Kararın davalı vekili tarafından istinaf edilmesi üzerine, Bölge Adliye Mahkemesince davalı-davacı kadının istinaf başvurusunun esastan reddine karar verilmiştir.
Bölge Adliye Mahkemesi kararı taraf vekillerince temyiz edilmekle; kesinlik, süre, temyiz şartı ve diğer usul eksiklikleri yönünden yapılan ön inceleme sonucunda;
6100 sayılı Hukuk Muhakemeleri Kanunu'nun (6100 sayılı Kanun) öngördüğü yargılama sistemine göre İlk Derece Mahkemesinin kesin olmayan kararına karşı önce istinaf yoluna başvurulabilmektedir. İstinaf başvurusu üzerine Bölge Adliye Mahkemesince, başvuran tarafın istinaf başvurusunun usulden ya da esastan reddine karar verilebilir veya İlk Derece Mahkemesi kararı kaldırılarak yeniden hüküm kurulabilir. Bu durumda Bölge Adliye Mahkemesi kararına karşı, istinaf başvurusu reddedilen tarafın ya da istinaf incelemesi sonucunda İlk Derece Mahkemesi kararı kaldırılarak yeni hüküm kurulması hâlinde aleyhine karar verilen tarafın temyiz hakkı bulunmaktadır. Başka bir deyişle istinaf başvurusunun reddi hâlinde Bölge Adliye Mahkemesi kararına karşı temyiz hakkı sadece istinaf başvurusu reddedilen tarafa ait olup bu hâlde İlk Derece Mahkemesi kararını istinaf etmeyen tarafın temyiz hakkı bulunmamaktadır.
Somut uyuşmazlıkta, İlk Derece Mahkemesince verilen karara karşı yalnızca davalı-davacı kadın vekili tarafından istinaf yoluna başvurulmuştur. Davalı- davacı tarafın karşı dava ve tedbir nafakasına yönelik istinaf başvurusu kısmen kabul edilerek yeniden esas hakkında kısmen hüküm kurulmasına karar verilmiştir.

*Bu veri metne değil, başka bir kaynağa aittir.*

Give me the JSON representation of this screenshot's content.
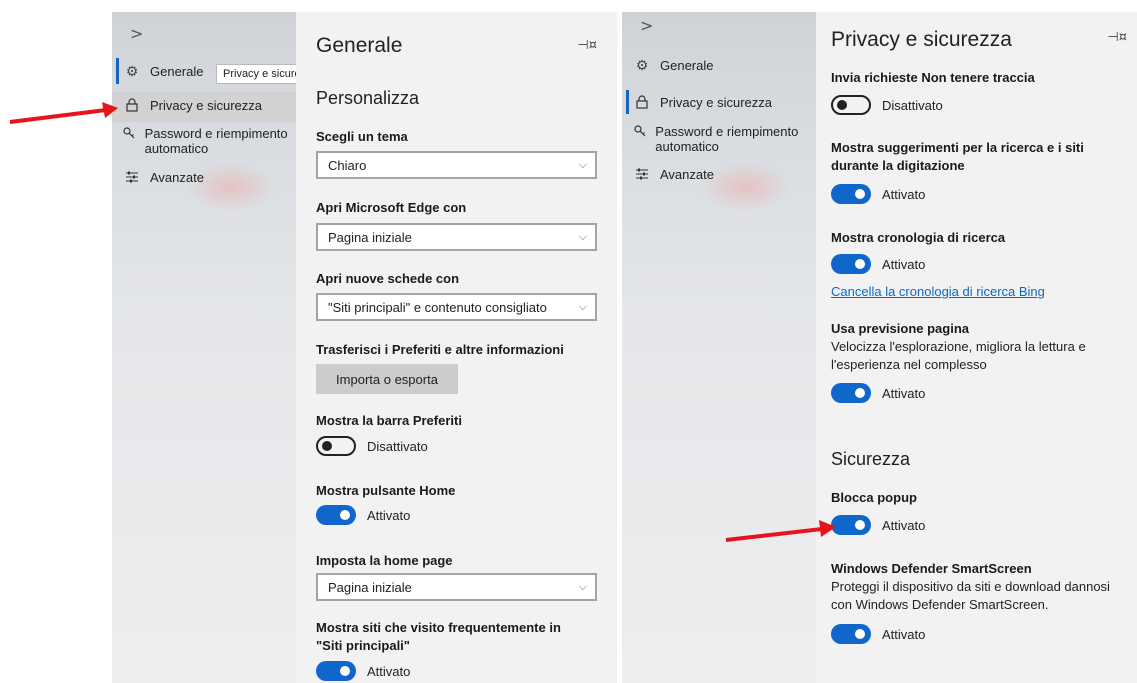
{
  "panel_left": {
    "nav": {
      "items": [
        {
          "icon": "gear-icon",
          "label": "Generale"
        },
        {
          "icon": "lock-icon",
          "label": "Privacy e sicurezza"
        },
        {
          "icon": "key-icon",
          "label": "Password e riempimento automatico"
        },
        {
          "icon": "sliders-icon",
          "label": "Avanzate"
        }
      ],
      "tooltip": "Privacy e sicurezza"
    },
    "title": "Generale",
    "section": "Personalizza",
    "theme": {
      "label": "Scegli un tema",
      "value": "Chiaro"
    },
    "open_with": {
      "label": "Apri Microsoft Edge con",
      "value": "Pagina iniziale"
    },
    "new_tabs": {
      "label": "Apri nuove schede con",
      "value": "\"Siti principali\" e contenuto consigliato"
    },
    "import": {
      "label": "Trasferisci i Preferiti e altre informazioni",
      "button": "Importa o esporta"
    },
    "favorites_bar": {
      "label": "Mostra la barra Preferiti",
      "state": "Disattivato"
    },
    "home_button": {
      "label": "Mostra pulsante Home",
      "state": "Attivato"
    },
    "home_page": {
      "label": "Imposta la home page",
      "value": "Pagina iniziale"
    },
    "top_sites": {
      "label": "Mostra siti che visito frequentemente in \"Siti principali\"",
      "state": "Attivato"
    }
  },
  "panel_right": {
    "nav": {
      "items": [
        {
          "icon": "gear-icon",
          "label": "Generale"
        },
        {
          "icon": "lock-icon",
          "label": "Privacy e sicurezza"
        },
        {
          "icon": "key-icon",
          "label": "Password e riempimento automatico"
        },
        {
          "icon": "sliders-icon",
          "label": "Avanzate"
        }
      ]
    },
    "title": "Privacy e sicurezza",
    "dnt": {
      "label": "Invia richieste Non tenere traccia",
      "state": "Disattivato"
    },
    "suggestions": {
      "label": "Mostra suggerimenti per la ricerca e i siti durante la digitazione",
      "state": "Attivato"
    },
    "history": {
      "label": "Mostra cronologia di ricerca",
      "state": "Attivato",
      "link": "Cancella la cronologia di ricerca Bing"
    },
    "page_prediction": {
      "label": "Usa previsione pagina",
      "desc": "Velocizza l'esplorazione, migliora la lettura e l'esperienza nel complesso",
      "state": "Attivato"
    },
    "security_section": "Sicurezza",
    "popup": {
      "label": "Blocca popup",
      "state": "Attivato"
    },
    "smartscreen": {
      "label": "Windows Defender SmartScreen",
      "desc": "Proteggi il dispositivo da siti e download dannosi con Windows Defender SmartScreen.",
      "state": "Attivato"
    }
  },
  "colors": {
    "accent": "#1166cc",
    "arrow": "#e8141c",
    "link": "#0b68c9"
  }
}
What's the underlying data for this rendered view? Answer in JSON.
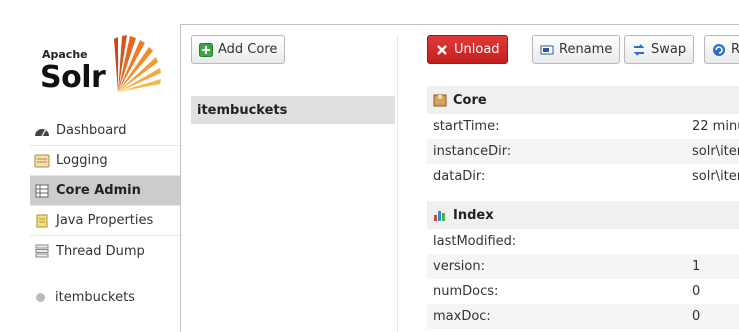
{
  "logo": {
    "apache": "Apache",
    "solr": "Solr"
  },
  "nav": {
    "items": [
      {
        "label": "Dashboard",
        "icon": "dashboard-icon"
      },
      {
        "label": "Logging",
        "icon": "logging-icon"
      },
      {
        "label": "Core Admin",
        "icon": "core-admin-icon"
      },
      {
        "label": "Java Properties",
        "icon": "java-properties-icon"
      },
      {
        "label": "Thread Dump",
        "icon": "thread-dump-icon"
      }
    ],
    "core_selector": "itembuckets"
  },
  "core_list": {
    "add_button": "Add Core",
    "cores": [
      "itembuckets"
    ]
  },
  "toolbar": {
    "unload": "Unload",
    "rename": "Rename",
    "swap": "Swap",
    "reload": "R"
  },
  "sections": {
    "core": {
      "title": "Core",
      "rows": [
        {
          "key": "startTime:",
          "value": "22 minu"
        },
        {
          "key": "instanceDir:",
          "value": "solr\\iten"
        },
        {
          "key": "dataDir:",
          "value": "solr\\iten"
        }
      ]
    },
    "index": {
      "title": "Index",
      "rows": [
        {
          "key": "lastModified:",
          "value": ""
        },
        {
          "key": "version:",
          "value": "1"
        },
        {
          "key": "numDocs:",
          "value": "0"
        },
        {
          "key": "maxDoc:",
          "value": "0"
        }
      ]
    }
  },
  "colors": {
    "unload": "#d42a2b",
    "active_nav": "#cccccc",
    "logo_orange": "#e8661a"
  }
}
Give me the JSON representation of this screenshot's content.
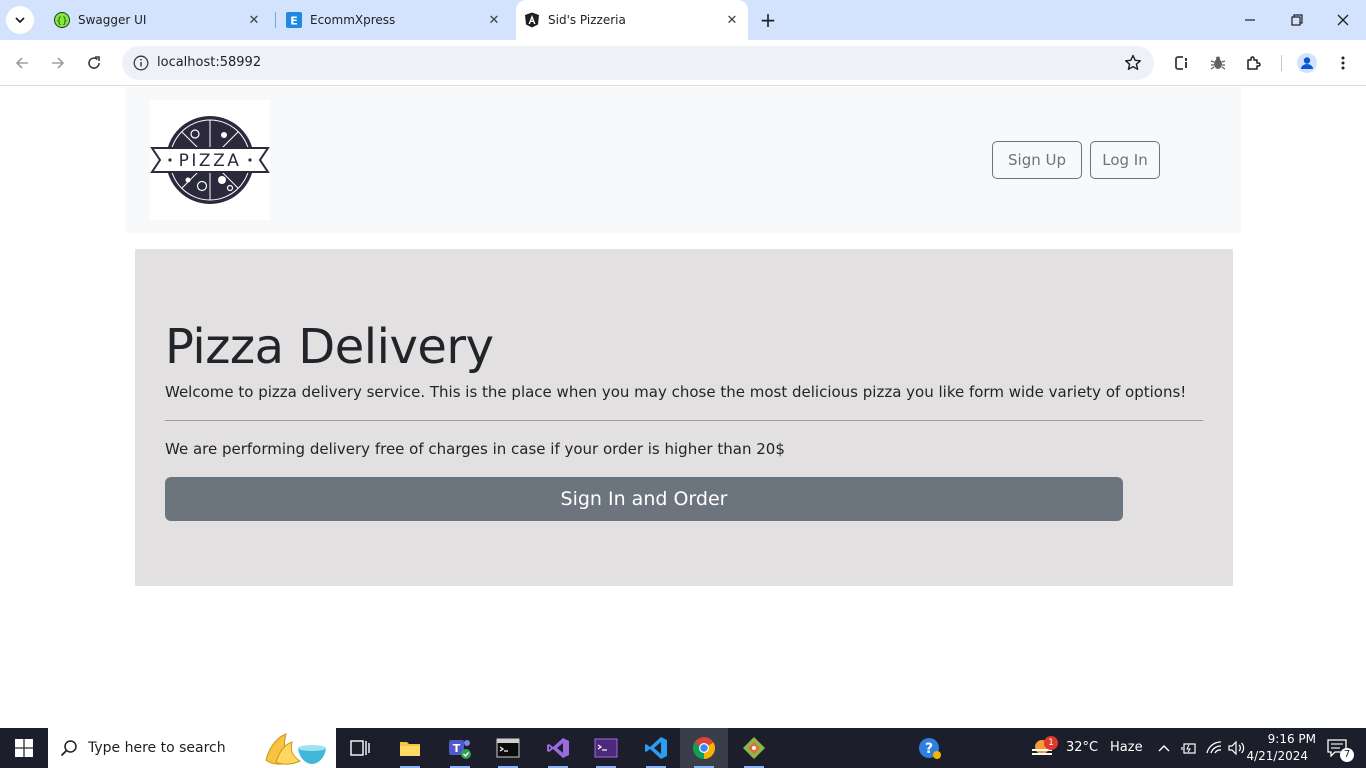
{
  "browser": {
    "tabs": [
      {
        "title": "Swagger UI",
        "active": false,
        "favicon": "swagger-icon"
      },
      {
        "title": "EcommXpress",
        "active": false,
        "favicon": "ecommxpress-icon"
      },
      {
        "title": "Sid's Pizzeria",
        "active": true,
        "favicon": "angular-icon"
      }
    ],
    "address": "localhost:58992"
  },
  "site": {
    "logo_text": "PIZZA",
    "nav": {
      "signup_label": "Sign Up",
      "login_label": "Log In"
    }
  },
  "hero": {
    "title": "Pizza Delivery",
    "lead": "Welcome to pizza delivery service. This is the place when you may chose the most delicious pizza you like form wide variety of options!",
    "note": "We are performing delivery free of charges in case if your order is higher than 20$",
    "cta_label": "Sign In and Order"
  },
  "taskbar": {
    "search_placeholder": "Type here to search",
    "weather": {
      "temp": "32°C",
      "condition": "Haze",
      "badge": "1"
    },
    "time": "9:16 PM",
    "date": "4/21/2024",
    "notification_count": "7"
  },
  "colors": {
    "tabbar": "#d3e3fd",
    "header_bg": "#f8f9fa",
    "jumbotron_bg": "#e2e0e1",
    "button_secondary": "#6c757d",
    "taskbar": "#1c1f2b"
  }
}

Hâl böyle iken İlk Derece Mahkemesi kararına karşı kusur belirlemesi yönünden istinaf yoluna başvurmayan ... erkeğin kusur belirlemesi yönünden yeni hüküm oluşturulmayan Bölge Adliye Mahkemesi kararına karşı kusur belirlemesi yönünden temyiz hakkı bulunmamaktadır. Açıklanan nedenlerle; ... erkek vekilinin kusur belirlemesine ilişkin temyiz isteminin reddine karar vermek gerekir.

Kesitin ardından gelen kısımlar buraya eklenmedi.